Pulling out a specific book that was not a book, Bisgrath held his breath as the heavy bookcase that was not a bookcase rotated silently on a concealed pivot. Ducking into the secret room beyond, he leaned hard on a lever set in the wall that was a match to the nonbook outside. The monstrosities were remorseless, but he had seen nothing to suggest that they were in any wise clever.
Since no windows opened onto the secret reading room, he found himself fumbling in the dark. But no windows meant no glass. There were no drinking utensils, no mirrors. He should be safe in the stone-wall chamber, for a little while at least. Feeling along the edge of the reading table, he located the large candlestick standing there. Using tapers stored in a box near the base, he ran his fingers up the length of the candle to the wick. Striking one taper, he lit the cylinder of beeswax and then another on the other side of the table. Warm, safe light suffused the room. Faintly, he could hear the assembling horde keening and moaning horribly on the other side of the bookcase door. Fists of heavy black glass began to pound rhythmically against the barrier, like distant drums. The pivoting gateway held, but for how long it would continue to do so he could not be sure.

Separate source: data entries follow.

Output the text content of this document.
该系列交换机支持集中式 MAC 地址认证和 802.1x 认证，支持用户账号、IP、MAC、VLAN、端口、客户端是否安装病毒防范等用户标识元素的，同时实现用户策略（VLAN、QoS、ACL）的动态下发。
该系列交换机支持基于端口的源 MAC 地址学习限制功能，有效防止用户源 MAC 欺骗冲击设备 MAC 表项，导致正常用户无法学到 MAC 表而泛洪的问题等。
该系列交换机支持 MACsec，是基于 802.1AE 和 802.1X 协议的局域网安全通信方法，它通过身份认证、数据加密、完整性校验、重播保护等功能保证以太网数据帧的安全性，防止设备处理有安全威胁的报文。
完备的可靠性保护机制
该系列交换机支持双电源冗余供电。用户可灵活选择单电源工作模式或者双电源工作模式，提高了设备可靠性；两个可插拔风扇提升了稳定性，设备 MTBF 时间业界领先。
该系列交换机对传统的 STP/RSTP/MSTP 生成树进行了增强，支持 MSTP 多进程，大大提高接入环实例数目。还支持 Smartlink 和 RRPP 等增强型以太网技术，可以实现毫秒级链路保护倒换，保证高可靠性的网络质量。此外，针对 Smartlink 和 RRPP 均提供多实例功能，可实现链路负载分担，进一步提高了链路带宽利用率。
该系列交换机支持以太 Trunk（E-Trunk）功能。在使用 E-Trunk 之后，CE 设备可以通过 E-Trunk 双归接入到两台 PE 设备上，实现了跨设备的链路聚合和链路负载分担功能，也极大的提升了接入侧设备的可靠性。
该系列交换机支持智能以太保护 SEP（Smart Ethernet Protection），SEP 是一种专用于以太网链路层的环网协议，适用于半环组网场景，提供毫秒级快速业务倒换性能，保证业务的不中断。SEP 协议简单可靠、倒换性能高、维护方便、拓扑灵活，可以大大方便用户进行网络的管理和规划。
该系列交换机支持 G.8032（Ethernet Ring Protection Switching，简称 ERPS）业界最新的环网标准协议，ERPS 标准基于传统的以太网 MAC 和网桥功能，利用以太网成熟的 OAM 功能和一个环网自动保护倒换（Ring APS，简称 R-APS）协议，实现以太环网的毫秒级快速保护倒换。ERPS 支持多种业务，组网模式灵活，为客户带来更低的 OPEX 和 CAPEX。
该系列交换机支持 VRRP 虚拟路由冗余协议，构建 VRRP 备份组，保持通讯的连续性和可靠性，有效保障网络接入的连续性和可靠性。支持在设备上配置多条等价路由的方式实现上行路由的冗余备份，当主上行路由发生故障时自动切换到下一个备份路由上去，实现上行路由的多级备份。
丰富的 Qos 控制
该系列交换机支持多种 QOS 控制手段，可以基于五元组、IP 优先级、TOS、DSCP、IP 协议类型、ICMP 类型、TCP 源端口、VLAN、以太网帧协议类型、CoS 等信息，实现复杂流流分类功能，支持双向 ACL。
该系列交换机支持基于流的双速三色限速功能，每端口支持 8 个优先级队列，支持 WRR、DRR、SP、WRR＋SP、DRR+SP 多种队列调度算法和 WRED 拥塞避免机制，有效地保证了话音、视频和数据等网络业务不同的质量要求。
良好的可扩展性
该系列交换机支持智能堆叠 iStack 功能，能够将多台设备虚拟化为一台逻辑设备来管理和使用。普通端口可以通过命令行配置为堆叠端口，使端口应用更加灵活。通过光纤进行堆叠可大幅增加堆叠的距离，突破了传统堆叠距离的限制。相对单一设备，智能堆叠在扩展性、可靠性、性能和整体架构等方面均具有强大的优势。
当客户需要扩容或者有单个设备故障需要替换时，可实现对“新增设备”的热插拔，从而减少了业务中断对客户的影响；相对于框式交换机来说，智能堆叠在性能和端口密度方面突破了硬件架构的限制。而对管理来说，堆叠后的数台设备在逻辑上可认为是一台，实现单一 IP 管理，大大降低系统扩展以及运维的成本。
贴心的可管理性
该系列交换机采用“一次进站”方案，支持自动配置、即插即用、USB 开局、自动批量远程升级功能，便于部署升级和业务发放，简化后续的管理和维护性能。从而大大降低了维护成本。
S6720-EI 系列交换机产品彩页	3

Pulling priceless volumes off the wall, he finally found the one he was searching for and carried it to the table. It was bound in fraying old leather and weighed as much as a small saddle. If he could not send word to a magician, then he would make his own magic. He had done so on a limited basis in the past, and he would do so again now. Always more dilettante than pupil, he wished now that he had paid more attention to such studies. But why bother to learn the intricacies of the mystic arts when one could always hire a professional to do the job better?